May 27, 2013 13:48 GMT  ·  By

While the future of the Kepler space telescope is still up in the air, so to speak, the data it amassed so far has already proven invaluable to scientists.

Kepler is designed to discover extrasolar planets in bulk by staring at a portion of the sky and scanning for minute variations in the light of the star, as seen by the telescope.

Several hundreds of planets and planet candidates have been discovered so far. But one of the latest planets uncovered by Kepler is unique, not because of any of its properties, but because of how it was discovered.

Normally, Kepler records a small reduction in the amount of light from a star as a planet passes in front of it, obscuring a portion of the celestial body.

But scientists have now used the relativistic effects of gravity to discover Kepler-76b, which has been called Einstein's planet based on how it was found.

Scientists used three ways in which the light coming from a star is altered by planets around it.

The first effect is called "beaming." Stars appear brighter when planets tug them very slightly closer to Earth and dimmer when the planets pull them away. The motion of the star pushes photons closer together, a very minute Doppler effect.

Planets also slightly distort the shape of a star, pulling it into a football shape.
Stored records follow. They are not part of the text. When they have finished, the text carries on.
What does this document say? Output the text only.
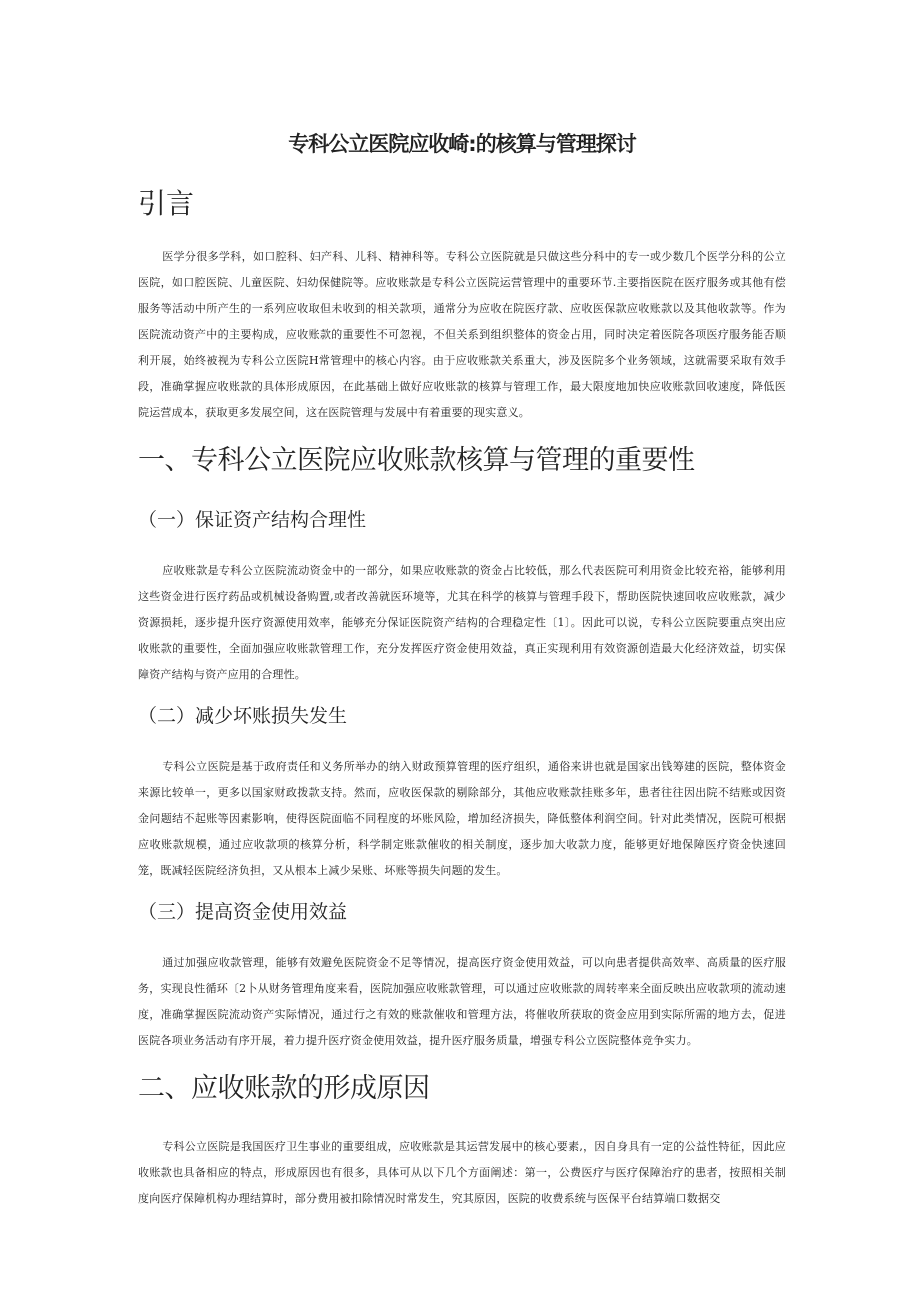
专科公立医院应收崎:的核算与管理探讨
引言

医学分很多学科，如口腔科、妇产科、儿科、精神科等。专科公立医院就是只做这些分科中的专一或少数几个医学分科的公立医院，如口腔医院、儿童医院、妇幼保健院等。应收账款是专科公立医院运营管理中的重要环节.主要指医院在医疗服务或其他有偿服务等活动中所产生的一系列应收取但未收到的相关款项，通常分为应收在院医疗款、应收医保款应收账款以及其他收款等。作为医院流动资产中的主要构成，应收账款的重要性不可忽视，不但关系到组织整体的资金占用，同时决定着医院各项医疗服务能否顺利开展，始终被视为专科公立医院H常管理中的核心内容。由于应收账款关系重大，涉及医院多个业务领域，这就需要采取有效手段，准确掌握应收账款的具体形成原因，在此基础上做好应收账款的核算与管理工作，最大限度地加快应收账款回收速度，降低医院运营成本，获取更多发展空间，这在医院管理与发展中有着重要的现实意义。

一、专科公立医院应收账款核算与管理的重要性
（一）保证资产结构合理性

应收账款是专科公立医院流动资金中的一部分，如果应收账款的资金占比较低，那么代表医院可利用资金比较充裕，能够利用这些资金进行医疗药品或机械设备购置,或者改善就医环境等，尤其在科学的核算与管理手段下，帮助医院快速回收应收账款，减少资源损耗，逐步提升医疗资源使用效率，能够充分保证医院资产结构的合理稳定性〔1〕。因此可以说，专科公立医院要重点突出应收账款的重要性，全面加强应收账款管理工作，充分发挥医疗资金使用效益，真正实现利用有效资源创造最大化经济效益，切实保障资产结构与资产应用的合理性。

（二）减少坏账损失发生

专科公立医院是基于政府责任和义务所举办的纳入财政预算管理的医疗组织，通俗来讲也就是国家出钱筹建的医院，整体资金来源比较单一，更多以国家财政拨款支持。然而，应收医保款的剔除部分，其他应收账款挂账多年，患者往往因出院不结账或因资金问题结不起账等因素影响，使得医院面临不同程度的坏账风险，增加经济损失，降低整体利润空间。针对此类情况，医院可根据应收账款规模，通过应收款项的核算分析，科学制定账款催收的相关制度，逐步加大收款力度，能够更好地保障医疗资金快速回笼，既减轻医院经济负担，又从根本上减少呆账、坏账等损失问题的发生。

（三）提高资金使用效益

通过加强应收款管理，能够有效避免医院资金不足等情况，提高医疗资金使用效益，可以向患者提供高效率、高质量的医疗服务，实现良性循环〔2卜从财务管理角度来看，医院加强应收账款管理，可以通过应收账款的周转率来全面反映出应收款项的流动速度，准确掌握医院流动资产实际情况，通过行之有效的账款催收和管理方法，将催收所获取的资金应用到实际所需的地方去，促进医院各项业务活动有序开展，着力提升医疗资金使用效益，提升医疗服务质量，增强专科公立医院整体竞争实力。

二、应收账款的形成原因

专科公立医院是我国医疗卫生事业的重要组成，应收账款是其运营发展中的核心要素,，因自身具有一定的公益性特征，因此应收账款也具备相应的特点，形成原因也有很多，具体可从以下几个方面阐述：第一，公费医疗与医疗保障治疗的患者，按照相关制度向医疗保障机构办理结算时，部分费用被扣除情况时常发生，究其原因，医院的收费系统与医保平台结算端口数据交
When the wider side is facing Earth (and Kepler), more light comes in.

Finally, some of the light is reflected off the planets, depending on their position around the planet, providing another variation.

By themselves, the effects are minute, but the combined effects give astronomers a new method of discovering planets.

This new method has the advantage that planets don't have to pass directly in front of their stars to be detected by Kepler. However, Kepler-76b actually grazes by the star it orbits.

The disadvantage is that, with current technology, the method is only useful for large planets, much bigger than Earth.